Friday, 26 September 2008

Hot & Sour Greens - Beet Greens, Chard or Kale

Use a good quantity of greens, or the sauce will be too strong. These were some lovely - truly beautiful! - beet greens; I believe they were the variety known as "Bulls Blood". The leaves where an intense dark garnet red, and were tasty but fairly strong and just a touch bitter. Alas, by this time of year the stems of beets have gotten somewhat tough, so they were discarded. Swiss chard or kale would also do very well in this recipe. I didn't put any toasted sesame oil in my greens - they were strong enough without it - but it would be good added to mild kale or Swis chard.

3 to 4 servings
15 minutes prep time

Hot and Sour Beet Greens
The Sauce:
1/4 teaspoon white peppercorns (scant)
1 small dried hot chile
1 tablespoon soy sauce or tamari
2 tablespoons mild vinegar (apple cider or rice)
2 tablespoons water
1 teaspoon corn starch or arrowroot
1 teaspoon toasted sesame oil (optional)

Grind the pepper and hot chile tegether, and put them in a heavy-bottomed pot large enough to hold your prepared greens. Add the rest of the ingredients and stir well to dissolve the starch. Don't start cooking until your greens are ready.

The Greens:
the greens from 1 large bunch of beets
OR a good bunch of kale,
OR a good bunch of chard;
6 to 8 cups prepared greens in all

Prepare the greens: wash them, pick them over discarding any tough stems or damaged leaves, and chop them coarsely. Let them drain until most of the water is out of them.

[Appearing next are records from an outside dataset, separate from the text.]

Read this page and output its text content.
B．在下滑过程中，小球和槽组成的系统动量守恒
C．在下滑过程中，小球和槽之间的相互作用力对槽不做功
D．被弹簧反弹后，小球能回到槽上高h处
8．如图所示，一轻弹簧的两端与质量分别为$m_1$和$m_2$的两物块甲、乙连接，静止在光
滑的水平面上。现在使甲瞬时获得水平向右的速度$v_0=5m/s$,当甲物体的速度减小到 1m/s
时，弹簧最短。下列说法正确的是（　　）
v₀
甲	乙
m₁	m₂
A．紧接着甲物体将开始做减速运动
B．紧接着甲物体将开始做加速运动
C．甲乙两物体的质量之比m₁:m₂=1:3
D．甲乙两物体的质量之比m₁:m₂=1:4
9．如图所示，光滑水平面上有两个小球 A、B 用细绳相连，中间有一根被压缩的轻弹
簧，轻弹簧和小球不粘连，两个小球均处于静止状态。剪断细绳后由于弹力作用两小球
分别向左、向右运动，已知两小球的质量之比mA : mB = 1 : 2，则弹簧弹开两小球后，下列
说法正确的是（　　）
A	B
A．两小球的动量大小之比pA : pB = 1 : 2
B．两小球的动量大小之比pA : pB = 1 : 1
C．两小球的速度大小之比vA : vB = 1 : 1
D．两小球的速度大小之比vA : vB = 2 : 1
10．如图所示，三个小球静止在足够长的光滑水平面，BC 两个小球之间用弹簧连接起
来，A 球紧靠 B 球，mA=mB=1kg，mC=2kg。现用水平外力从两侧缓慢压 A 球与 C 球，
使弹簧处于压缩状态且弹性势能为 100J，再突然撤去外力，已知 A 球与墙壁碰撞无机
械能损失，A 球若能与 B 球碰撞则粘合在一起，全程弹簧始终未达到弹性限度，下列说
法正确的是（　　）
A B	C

Five minutes before serving time, put the greens in the pot with the sauce ingredients, and turn the heat on to medium-high. You can cover the pot for a minute or so, but after that you should uncover them, and stir them frequently as they cook. Once the sauce is thickened and the greens well wilted, the dish is done. As you will surmise, this should not take more than about 5 minutes. Serve with a barley dish, or with rice. I find this a good foil to egg or cheese dishes.